Non-blocking / Follow-up

  • deny マスク経由での衝突回避は「自分の deny が覆う」全衝突に効く (mutate.rs:67-76)。実装上は委譲チェーン外の偶発的な所有者にも適用される。現状の registry 整合性を前提にすれば安全だが、要件 4 の文言と実装ロジックの差は将来の混乱の種になりうる。コメント or doctest で「deny にあれば誰の所有でも譲る」という意図を明記しておくとよい (register_pod_with_deny の doc に一文)。
  • payload 破損時のメッセージcollect_stateserde_json::from_value(...).ok() (session_log.rs:313) は破損 payload を None に丸める。
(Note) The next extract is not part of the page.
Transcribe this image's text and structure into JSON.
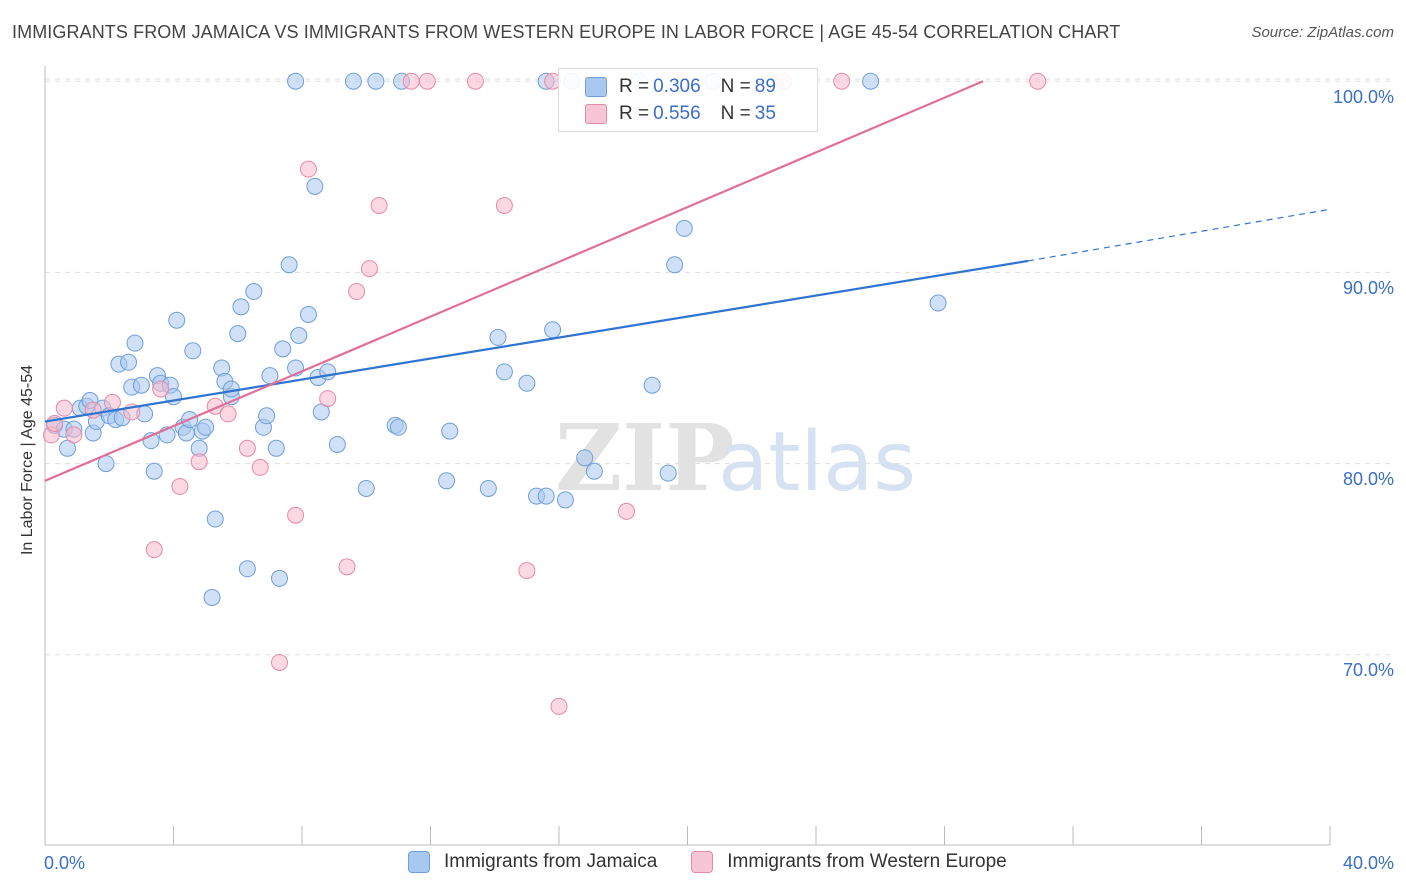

結果として resume 側のエラーは「snapshot 無し」と同じ表記になる (pod.rs:2406)。要件 2 は満たすが、運用時の切り分けには「破損」と「未保存」の区別が欲しくなる場合がある。Follow-up でログ警告を出すか、エラー variant を分けるかは選択肢。
  • revoke 〜 次 turn の crash raceSpawnPodTool で revoke した直後に親が落ちると、最新 snapshot は revoke 前のもの。resume 時は古い (広い) allow で claim しようとし、registry が WriteConflict で阻止する。挙動として安全側だが、エラー文言は「resume too wide」ではなく「pod 衝突」になり、ユーザー視点で原因が分かりにくい。気になるようであれば revoke 直後に同期で snapshot を queue → 次の保存可能ポイントまで bridging する設計の見直し。優先度は低い。

Nits

  • crates/pod/src/pod.rs:262-263 の空白行差分は noise。
  • prepare_pod_common* 系の三段呼び出し (prepare_pod_common, _with_scope, _from_scope) はわずかにラップが多い。_from_scope だけ private にして Option<ScopeConfig> で分岐する形でも構わないが、現状でも読みやすさは確保されているので強い指摘ではない。

判断

Approve (完了可) — ticket の前提・要件・完了条件はすべて根拠付きで満たされており、cargo check --workspace / cargo test --workspace も成功する (warnings は既存の dead_code のみ)。アーキテクチャ的にも既存の Extension ドメイン枠 + registry 互換ラッパーで最小限に収まっており、コードベースを歪めていない。Non-blocking の指摘は次フェーズ以降で個別に処理すれば足りる。